# Titan Powrtex 1200



## Connecticut Painters (Nov 24, 2009)

Has any of you guys ever attempted to repair this machine on your own?

After only 500 gallons it broke on me. I opened the cylinder to find out the piston pin was broken, don't know if there is more damage to other parts. I was surprised because that pin is a pretty thick piece of steel, for that to break it must take a lot of power, I wonder why the machine didn't shut itself off since it has a sensor that would shut it off in the event it's not wrking properly.


----------



## robladd (Nov 22, 2010)

What type of materials and guns have you been using?


----------



## Connecticut Painters (Nov 24, 2009)

I've used knockdown finish by litex *CTS 1000 *about 500 gallons. And about 3/4 of a bucket of joint compound, that's when it broke.
Used the gun that came with it S-3 with and without Splatter Nozzle


----------



## robladd (Nov 22, 2010)

The only thing I think that happened is when you run out of that heavy material that big 2.4 dc motor just beats it up and the connecting pin is the weakest link.

I would do my best to keep in material.


----------



## Connecticut Painters (Nov 24, 2009)

robladd said:


> The only thing I think that happened is when you run out of that heavy material that big 2.4 dc motor just beats it up and the connecting pin is the weakest link.
> 
> I would do my best to keep in material.

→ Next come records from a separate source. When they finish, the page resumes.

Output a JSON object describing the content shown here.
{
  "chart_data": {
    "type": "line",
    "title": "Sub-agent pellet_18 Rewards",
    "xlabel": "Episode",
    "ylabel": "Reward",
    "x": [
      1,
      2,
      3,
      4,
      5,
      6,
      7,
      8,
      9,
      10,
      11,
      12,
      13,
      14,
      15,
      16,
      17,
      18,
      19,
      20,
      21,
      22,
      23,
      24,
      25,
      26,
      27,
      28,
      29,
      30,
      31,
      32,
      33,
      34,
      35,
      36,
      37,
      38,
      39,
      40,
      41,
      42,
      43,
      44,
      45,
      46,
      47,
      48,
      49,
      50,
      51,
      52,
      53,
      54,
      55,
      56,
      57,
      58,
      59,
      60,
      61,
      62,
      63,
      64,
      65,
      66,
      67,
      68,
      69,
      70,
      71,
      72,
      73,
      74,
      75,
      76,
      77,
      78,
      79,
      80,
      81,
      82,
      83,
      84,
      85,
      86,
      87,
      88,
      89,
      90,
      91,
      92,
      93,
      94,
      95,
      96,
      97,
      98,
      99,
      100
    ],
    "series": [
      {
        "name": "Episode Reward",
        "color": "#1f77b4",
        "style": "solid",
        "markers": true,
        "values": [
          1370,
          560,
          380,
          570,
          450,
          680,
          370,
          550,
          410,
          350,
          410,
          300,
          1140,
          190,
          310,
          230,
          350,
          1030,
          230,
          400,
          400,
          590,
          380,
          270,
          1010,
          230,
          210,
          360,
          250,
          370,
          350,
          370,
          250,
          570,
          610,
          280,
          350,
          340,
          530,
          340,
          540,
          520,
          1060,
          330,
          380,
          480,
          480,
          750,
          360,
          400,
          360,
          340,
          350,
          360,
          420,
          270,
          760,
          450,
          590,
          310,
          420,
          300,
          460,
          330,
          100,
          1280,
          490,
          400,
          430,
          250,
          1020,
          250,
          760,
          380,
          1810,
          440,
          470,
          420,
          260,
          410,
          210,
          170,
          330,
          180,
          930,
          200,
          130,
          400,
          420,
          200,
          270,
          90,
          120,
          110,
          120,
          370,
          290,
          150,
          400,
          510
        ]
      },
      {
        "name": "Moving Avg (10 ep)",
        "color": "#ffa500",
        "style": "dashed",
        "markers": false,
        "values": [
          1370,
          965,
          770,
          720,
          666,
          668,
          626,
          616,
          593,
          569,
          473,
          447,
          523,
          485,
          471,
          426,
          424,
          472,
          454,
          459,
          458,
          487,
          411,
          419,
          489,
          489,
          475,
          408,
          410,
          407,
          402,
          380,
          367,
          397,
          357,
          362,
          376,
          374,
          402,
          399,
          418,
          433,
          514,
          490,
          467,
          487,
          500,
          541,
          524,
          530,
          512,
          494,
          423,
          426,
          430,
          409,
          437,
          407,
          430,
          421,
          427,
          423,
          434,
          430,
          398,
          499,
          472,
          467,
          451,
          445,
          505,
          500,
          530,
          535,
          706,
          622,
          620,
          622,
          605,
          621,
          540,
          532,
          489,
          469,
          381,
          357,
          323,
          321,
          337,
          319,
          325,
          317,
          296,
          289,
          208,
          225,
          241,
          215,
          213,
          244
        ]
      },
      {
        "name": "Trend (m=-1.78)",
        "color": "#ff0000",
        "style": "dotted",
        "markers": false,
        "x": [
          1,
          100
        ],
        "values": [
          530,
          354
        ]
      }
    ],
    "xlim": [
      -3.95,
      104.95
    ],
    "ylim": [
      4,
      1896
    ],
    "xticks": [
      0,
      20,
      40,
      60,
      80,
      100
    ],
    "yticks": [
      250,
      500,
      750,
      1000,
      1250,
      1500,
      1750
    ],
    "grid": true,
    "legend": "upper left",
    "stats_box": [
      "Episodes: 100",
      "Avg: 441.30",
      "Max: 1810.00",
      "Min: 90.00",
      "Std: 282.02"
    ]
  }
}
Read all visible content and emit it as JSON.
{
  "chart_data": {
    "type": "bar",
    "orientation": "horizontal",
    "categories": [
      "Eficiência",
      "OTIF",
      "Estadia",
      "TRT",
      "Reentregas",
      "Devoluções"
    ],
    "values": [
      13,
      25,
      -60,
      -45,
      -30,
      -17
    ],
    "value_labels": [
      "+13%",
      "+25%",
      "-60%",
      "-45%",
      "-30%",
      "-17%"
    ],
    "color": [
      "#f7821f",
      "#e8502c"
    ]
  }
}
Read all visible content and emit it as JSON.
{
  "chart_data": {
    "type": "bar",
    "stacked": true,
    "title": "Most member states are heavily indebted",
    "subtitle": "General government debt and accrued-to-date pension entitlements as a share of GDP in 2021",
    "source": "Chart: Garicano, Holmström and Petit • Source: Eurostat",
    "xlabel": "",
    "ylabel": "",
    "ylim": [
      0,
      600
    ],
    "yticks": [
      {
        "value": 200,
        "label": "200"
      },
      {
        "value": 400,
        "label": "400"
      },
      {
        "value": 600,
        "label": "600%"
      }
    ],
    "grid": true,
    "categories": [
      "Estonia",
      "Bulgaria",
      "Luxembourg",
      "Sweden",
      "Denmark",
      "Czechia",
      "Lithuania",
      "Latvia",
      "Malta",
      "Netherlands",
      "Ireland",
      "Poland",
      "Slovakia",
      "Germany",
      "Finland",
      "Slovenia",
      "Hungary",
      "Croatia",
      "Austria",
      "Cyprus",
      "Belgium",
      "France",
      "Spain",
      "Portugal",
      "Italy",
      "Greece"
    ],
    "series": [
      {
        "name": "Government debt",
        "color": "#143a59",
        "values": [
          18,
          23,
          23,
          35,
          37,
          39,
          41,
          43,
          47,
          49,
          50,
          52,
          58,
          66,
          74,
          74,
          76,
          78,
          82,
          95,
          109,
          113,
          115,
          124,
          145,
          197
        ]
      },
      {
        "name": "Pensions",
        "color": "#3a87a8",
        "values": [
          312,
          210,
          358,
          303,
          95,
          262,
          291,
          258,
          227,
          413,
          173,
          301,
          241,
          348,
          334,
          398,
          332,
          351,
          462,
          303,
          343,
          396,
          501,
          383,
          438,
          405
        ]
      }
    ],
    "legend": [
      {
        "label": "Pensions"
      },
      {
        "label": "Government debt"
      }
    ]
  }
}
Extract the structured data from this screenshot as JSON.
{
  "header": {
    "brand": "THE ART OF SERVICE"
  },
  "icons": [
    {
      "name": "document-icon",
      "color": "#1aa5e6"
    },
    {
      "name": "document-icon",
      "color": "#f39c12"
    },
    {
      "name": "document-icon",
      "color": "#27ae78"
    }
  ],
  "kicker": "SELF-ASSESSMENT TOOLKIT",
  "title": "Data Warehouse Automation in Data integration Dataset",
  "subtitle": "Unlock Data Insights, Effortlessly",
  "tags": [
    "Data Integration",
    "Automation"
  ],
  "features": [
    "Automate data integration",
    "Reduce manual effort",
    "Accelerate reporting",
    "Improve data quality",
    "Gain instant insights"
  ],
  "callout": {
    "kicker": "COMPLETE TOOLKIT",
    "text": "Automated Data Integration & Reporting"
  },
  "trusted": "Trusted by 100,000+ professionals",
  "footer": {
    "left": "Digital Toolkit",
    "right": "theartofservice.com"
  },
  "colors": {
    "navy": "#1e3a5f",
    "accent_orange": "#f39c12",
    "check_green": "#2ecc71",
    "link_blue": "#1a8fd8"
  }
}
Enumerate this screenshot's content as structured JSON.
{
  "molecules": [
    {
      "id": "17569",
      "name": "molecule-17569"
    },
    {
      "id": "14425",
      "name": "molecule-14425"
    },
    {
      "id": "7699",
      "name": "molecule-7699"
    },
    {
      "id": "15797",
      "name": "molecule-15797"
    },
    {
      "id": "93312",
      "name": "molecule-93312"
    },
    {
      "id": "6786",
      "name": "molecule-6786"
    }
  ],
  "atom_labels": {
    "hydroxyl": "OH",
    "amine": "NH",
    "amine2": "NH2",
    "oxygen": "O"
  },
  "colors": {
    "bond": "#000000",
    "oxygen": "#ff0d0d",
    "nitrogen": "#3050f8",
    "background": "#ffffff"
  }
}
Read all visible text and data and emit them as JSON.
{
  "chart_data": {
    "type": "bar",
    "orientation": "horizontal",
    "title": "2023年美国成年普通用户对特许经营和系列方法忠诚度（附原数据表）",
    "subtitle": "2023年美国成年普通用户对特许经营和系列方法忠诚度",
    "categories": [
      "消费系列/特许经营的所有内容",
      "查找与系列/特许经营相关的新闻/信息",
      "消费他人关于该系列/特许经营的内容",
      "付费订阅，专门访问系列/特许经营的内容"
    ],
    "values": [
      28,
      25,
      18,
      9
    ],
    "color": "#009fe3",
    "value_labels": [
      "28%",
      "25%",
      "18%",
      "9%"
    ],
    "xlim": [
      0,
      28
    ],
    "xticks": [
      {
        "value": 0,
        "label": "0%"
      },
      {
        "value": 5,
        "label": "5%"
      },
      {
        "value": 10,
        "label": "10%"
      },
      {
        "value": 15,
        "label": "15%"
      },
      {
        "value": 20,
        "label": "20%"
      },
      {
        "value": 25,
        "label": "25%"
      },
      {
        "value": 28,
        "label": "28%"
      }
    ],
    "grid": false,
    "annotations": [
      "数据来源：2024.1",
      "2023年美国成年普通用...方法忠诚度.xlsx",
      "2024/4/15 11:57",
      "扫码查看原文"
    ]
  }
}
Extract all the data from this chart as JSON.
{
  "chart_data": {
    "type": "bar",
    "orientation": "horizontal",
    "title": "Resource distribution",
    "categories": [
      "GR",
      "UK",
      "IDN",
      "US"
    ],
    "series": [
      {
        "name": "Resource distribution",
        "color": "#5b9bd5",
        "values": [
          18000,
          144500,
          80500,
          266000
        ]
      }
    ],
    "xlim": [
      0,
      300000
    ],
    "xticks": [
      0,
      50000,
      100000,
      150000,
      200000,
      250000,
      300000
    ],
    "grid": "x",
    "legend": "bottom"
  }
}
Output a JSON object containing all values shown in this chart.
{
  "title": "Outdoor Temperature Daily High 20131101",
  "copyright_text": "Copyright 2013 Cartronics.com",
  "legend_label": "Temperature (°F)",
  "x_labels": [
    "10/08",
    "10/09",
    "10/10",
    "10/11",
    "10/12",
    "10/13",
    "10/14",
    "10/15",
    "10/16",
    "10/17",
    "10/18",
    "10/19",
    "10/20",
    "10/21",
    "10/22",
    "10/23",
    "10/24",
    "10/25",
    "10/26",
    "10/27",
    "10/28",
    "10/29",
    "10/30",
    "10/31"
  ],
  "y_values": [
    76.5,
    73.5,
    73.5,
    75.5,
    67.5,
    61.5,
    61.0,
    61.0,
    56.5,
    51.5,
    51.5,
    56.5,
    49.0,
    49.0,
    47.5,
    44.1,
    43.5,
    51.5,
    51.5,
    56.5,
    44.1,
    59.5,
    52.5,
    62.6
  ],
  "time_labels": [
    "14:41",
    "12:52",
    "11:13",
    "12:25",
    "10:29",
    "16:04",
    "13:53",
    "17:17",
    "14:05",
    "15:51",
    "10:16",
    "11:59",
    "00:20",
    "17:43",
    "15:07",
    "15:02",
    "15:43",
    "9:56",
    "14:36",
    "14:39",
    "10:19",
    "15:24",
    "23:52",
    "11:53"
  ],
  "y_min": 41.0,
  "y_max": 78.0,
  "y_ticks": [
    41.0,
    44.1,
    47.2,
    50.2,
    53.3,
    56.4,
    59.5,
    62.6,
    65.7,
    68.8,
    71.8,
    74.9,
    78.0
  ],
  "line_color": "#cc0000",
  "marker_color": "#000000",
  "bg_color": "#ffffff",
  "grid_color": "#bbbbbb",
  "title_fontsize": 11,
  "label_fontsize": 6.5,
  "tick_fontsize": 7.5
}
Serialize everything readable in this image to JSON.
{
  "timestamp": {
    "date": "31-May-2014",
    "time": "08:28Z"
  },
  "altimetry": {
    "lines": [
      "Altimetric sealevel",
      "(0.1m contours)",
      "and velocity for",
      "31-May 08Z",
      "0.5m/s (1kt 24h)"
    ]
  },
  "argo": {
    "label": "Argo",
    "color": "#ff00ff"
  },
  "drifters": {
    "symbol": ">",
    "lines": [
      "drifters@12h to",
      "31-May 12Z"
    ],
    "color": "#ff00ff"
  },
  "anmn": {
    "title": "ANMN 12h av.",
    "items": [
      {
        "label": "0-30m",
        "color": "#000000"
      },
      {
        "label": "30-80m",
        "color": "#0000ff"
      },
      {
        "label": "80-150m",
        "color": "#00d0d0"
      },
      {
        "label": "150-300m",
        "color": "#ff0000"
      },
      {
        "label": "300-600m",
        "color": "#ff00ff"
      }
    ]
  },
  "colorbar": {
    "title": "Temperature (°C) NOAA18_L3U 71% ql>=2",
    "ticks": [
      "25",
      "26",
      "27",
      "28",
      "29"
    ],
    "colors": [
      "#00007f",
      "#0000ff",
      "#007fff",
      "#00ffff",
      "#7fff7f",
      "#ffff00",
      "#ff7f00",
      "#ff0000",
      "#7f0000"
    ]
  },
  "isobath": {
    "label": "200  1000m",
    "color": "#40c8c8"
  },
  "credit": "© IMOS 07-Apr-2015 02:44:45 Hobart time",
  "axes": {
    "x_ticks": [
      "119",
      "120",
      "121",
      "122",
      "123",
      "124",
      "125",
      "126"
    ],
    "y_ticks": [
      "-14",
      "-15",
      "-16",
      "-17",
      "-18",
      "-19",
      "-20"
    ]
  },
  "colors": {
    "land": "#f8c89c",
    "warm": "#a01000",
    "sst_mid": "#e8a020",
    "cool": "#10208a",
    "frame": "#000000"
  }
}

Not sure if I understand this correctly. Do you mean it breaks when it runs without material? It happened while spraying compound.


----------



## robladd (Nov 22, 2010)

I believe it weakened the pin. 

I don't know if you replaced it yet but some thing you could do is take the pin to a machine shop and have them make you 1 in a higher grade material.


----------



## Connecticut Painters (Nov 24, 2009)

*Update*

Called Titan they told me it has a 4 year warranty do brought it at a certified shop. Will see what happens.


----------